In an email bulletin I received today from the Administrative Data Liaison Service, there is a very important  bit of news. In the UK we have what I think I am justified in calling the strongest data protection laws anywhere in the world. In particular, there are restrictions on the use of personal data, which means data that identifies an individual or which contains enough information that someone could, with reasonable effort, identify an individual. “Sensitive personal data” are guarded even more closely, for example healthcare data. It has been unclear for a long time what the status is of detailed healthcare data which is then anonymised or made available only in aggregate form.

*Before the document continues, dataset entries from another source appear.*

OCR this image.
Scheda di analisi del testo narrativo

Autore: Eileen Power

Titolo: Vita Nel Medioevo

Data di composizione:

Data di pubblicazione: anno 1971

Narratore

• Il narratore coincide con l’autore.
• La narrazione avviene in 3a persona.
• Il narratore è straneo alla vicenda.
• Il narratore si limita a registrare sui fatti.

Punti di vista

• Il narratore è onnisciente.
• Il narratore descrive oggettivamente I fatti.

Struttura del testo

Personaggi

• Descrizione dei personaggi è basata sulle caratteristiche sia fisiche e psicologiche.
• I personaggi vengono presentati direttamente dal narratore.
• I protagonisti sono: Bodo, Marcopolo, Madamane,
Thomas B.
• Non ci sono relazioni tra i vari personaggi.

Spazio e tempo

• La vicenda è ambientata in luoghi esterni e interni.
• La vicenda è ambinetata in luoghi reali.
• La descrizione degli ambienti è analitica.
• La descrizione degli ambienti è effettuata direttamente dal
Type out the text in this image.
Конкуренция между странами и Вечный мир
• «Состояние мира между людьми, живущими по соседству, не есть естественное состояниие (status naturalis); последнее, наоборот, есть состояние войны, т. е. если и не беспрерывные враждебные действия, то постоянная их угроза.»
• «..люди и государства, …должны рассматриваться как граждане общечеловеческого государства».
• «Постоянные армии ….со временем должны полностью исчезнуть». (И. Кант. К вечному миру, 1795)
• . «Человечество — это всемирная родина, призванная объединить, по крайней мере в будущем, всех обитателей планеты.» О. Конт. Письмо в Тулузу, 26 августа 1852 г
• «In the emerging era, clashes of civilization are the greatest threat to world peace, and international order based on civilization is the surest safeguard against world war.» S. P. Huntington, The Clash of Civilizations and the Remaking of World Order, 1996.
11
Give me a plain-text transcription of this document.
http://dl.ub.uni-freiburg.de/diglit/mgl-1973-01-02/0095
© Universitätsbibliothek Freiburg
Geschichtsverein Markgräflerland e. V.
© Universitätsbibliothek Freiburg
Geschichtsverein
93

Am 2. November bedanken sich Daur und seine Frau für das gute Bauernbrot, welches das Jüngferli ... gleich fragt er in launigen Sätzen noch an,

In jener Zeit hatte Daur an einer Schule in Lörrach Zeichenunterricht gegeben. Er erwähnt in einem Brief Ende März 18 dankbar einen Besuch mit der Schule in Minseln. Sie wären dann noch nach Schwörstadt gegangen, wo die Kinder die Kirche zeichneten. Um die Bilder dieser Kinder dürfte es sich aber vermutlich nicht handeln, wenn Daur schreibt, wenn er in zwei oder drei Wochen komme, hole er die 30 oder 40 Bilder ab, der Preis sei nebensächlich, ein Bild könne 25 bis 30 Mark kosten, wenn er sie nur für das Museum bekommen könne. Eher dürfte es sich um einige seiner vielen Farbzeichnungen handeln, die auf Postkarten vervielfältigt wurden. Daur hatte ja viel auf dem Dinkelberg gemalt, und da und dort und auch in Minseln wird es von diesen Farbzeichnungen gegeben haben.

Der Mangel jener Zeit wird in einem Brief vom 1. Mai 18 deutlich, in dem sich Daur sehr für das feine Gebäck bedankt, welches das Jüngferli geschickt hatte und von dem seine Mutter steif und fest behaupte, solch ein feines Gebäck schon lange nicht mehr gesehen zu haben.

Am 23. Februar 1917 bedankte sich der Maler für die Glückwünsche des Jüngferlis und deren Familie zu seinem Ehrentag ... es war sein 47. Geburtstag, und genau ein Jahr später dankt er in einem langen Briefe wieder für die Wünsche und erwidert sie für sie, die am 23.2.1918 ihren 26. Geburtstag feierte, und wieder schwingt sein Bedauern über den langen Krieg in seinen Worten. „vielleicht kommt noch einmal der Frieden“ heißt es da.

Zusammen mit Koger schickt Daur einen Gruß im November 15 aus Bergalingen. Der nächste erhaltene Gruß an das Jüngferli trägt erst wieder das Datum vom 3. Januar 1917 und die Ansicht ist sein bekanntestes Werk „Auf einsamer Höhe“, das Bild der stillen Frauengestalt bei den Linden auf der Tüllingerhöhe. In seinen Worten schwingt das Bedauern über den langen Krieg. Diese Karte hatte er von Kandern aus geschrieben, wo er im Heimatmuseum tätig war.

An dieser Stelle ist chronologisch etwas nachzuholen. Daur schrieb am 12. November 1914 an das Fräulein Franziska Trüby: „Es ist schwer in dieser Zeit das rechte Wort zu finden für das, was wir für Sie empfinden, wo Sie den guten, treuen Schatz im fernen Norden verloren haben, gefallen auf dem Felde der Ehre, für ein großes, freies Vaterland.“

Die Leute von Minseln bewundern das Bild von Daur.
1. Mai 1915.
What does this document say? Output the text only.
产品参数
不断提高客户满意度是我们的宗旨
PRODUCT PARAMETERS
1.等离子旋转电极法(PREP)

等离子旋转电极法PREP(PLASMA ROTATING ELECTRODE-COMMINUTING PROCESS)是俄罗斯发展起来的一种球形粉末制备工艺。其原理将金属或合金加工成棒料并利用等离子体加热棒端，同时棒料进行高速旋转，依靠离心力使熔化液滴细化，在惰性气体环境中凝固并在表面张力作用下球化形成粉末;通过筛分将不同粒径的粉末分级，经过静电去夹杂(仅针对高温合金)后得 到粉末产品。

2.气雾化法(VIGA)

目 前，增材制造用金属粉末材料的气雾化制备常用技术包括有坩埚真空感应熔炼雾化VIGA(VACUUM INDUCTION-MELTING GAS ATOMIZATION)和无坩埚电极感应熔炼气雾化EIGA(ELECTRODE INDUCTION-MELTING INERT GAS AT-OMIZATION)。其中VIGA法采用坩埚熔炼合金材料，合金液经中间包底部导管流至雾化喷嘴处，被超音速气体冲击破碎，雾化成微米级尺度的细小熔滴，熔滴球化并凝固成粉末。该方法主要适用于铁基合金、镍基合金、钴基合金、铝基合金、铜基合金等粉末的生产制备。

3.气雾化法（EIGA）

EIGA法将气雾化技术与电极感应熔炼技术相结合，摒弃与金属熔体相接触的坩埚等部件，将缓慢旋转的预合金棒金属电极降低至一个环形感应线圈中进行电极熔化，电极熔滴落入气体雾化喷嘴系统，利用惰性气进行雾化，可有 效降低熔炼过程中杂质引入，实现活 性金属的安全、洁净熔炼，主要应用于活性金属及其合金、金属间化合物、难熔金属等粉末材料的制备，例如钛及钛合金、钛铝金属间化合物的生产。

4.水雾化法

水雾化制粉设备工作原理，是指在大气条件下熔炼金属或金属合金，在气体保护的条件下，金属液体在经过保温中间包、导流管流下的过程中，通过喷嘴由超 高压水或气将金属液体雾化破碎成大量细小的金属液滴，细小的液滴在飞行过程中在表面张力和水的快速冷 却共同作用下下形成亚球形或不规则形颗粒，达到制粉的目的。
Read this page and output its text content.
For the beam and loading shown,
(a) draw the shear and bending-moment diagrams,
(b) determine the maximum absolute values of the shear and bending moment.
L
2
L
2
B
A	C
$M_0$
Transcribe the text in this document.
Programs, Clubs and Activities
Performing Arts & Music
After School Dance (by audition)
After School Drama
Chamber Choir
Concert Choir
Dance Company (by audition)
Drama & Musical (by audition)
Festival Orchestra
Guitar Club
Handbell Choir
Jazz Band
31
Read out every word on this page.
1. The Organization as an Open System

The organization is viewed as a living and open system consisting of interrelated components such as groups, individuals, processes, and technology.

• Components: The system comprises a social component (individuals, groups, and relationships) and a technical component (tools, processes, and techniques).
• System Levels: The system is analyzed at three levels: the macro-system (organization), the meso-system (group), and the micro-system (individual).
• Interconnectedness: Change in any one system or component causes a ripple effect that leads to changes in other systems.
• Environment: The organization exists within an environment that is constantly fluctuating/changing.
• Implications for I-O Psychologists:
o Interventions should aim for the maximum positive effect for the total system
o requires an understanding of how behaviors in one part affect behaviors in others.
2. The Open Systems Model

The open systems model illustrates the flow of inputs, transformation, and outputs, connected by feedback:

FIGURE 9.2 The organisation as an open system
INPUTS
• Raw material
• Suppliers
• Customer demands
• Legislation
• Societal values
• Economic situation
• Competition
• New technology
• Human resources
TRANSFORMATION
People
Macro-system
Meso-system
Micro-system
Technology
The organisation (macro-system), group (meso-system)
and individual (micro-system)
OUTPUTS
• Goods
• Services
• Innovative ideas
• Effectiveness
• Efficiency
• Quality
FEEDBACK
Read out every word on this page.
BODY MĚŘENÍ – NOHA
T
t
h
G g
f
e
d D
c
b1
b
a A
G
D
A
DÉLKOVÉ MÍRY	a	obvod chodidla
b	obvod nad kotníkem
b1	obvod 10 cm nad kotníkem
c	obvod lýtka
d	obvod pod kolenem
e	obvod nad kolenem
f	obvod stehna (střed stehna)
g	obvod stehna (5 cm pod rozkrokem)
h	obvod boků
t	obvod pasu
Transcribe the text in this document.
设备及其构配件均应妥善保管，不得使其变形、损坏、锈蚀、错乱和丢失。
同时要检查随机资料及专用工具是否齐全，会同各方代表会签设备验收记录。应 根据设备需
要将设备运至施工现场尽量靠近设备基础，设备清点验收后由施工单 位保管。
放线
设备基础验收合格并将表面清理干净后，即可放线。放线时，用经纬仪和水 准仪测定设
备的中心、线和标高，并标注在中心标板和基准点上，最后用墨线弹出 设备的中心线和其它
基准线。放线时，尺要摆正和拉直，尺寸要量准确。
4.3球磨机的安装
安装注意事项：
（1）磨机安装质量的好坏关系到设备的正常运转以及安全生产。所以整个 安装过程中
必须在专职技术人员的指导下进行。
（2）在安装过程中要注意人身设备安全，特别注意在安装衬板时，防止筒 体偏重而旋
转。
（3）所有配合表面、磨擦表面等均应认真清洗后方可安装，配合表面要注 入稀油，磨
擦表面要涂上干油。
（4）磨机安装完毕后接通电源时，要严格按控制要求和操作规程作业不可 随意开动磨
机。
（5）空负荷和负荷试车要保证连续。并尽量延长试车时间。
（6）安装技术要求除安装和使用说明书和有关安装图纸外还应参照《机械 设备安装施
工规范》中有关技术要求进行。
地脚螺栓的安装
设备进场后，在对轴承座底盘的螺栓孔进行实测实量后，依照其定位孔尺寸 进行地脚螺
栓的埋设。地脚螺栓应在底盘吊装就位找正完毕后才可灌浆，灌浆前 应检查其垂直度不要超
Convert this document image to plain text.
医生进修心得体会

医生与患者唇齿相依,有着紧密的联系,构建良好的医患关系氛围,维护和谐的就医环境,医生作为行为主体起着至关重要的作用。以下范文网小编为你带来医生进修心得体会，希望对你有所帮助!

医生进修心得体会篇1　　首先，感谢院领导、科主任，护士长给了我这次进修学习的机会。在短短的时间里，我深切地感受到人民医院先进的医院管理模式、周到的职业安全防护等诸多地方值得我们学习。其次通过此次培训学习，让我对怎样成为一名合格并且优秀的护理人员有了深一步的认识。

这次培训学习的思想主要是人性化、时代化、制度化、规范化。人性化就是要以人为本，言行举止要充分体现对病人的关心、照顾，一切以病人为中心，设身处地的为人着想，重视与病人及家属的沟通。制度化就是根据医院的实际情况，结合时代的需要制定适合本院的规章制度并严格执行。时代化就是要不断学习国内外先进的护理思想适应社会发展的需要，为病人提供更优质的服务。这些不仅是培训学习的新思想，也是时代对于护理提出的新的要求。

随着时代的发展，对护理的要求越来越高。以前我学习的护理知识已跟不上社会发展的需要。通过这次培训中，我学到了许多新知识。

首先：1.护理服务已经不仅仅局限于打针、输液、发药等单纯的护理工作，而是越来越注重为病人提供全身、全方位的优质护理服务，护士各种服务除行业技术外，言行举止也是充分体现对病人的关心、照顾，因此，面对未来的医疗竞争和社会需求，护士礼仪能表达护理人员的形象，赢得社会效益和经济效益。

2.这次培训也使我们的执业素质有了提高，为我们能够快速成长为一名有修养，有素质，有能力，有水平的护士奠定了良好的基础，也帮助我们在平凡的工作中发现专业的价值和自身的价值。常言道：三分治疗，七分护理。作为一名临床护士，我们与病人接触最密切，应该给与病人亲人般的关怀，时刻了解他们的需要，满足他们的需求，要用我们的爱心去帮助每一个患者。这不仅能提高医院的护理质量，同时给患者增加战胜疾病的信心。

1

For several years a modus operandi has developed where data are given only as counts of people in various categories, and those containing fewer than 5 are omitted for anonymity. But what if an additional dataset was also provided, which would identify people when taken together with the counts?

In a recent High Court judgment, clear guidance is given for interpreting this. You can read the details here but basically, if dataset A is provided (for example, through a Freedom Of Information request) and individuals cannot be identified from A, but can be identified once dataset B is attached to it, that means dataset A is still truly anonymous. You do not need to (and indeed, under the FOI, public sector agencies may not) withhold A out of fear of theoretical future abuse. And the fact that you, the data controller, can identify patients by attaching other datasets is irrelevant.

This is very timely for the issue of NHS data being available for research. If services are operated by private or voluntary sector organisations, your data will belong to them and you can expect them to want to keep it because data=$$$. Any excuse for keeping it in-house will be difficult for managers to resist once commercial access (a la GPRD) becomes part of their business plan. As I blogged previously, the draft beefed-up NHS Constitution could be the basic standard requiring all NHS-branded services to make data available for research. This clarification of the grey area between the Freedom of Information Act and the Data Protection Act removes one of the barriers to sharing in a partly-privatised service.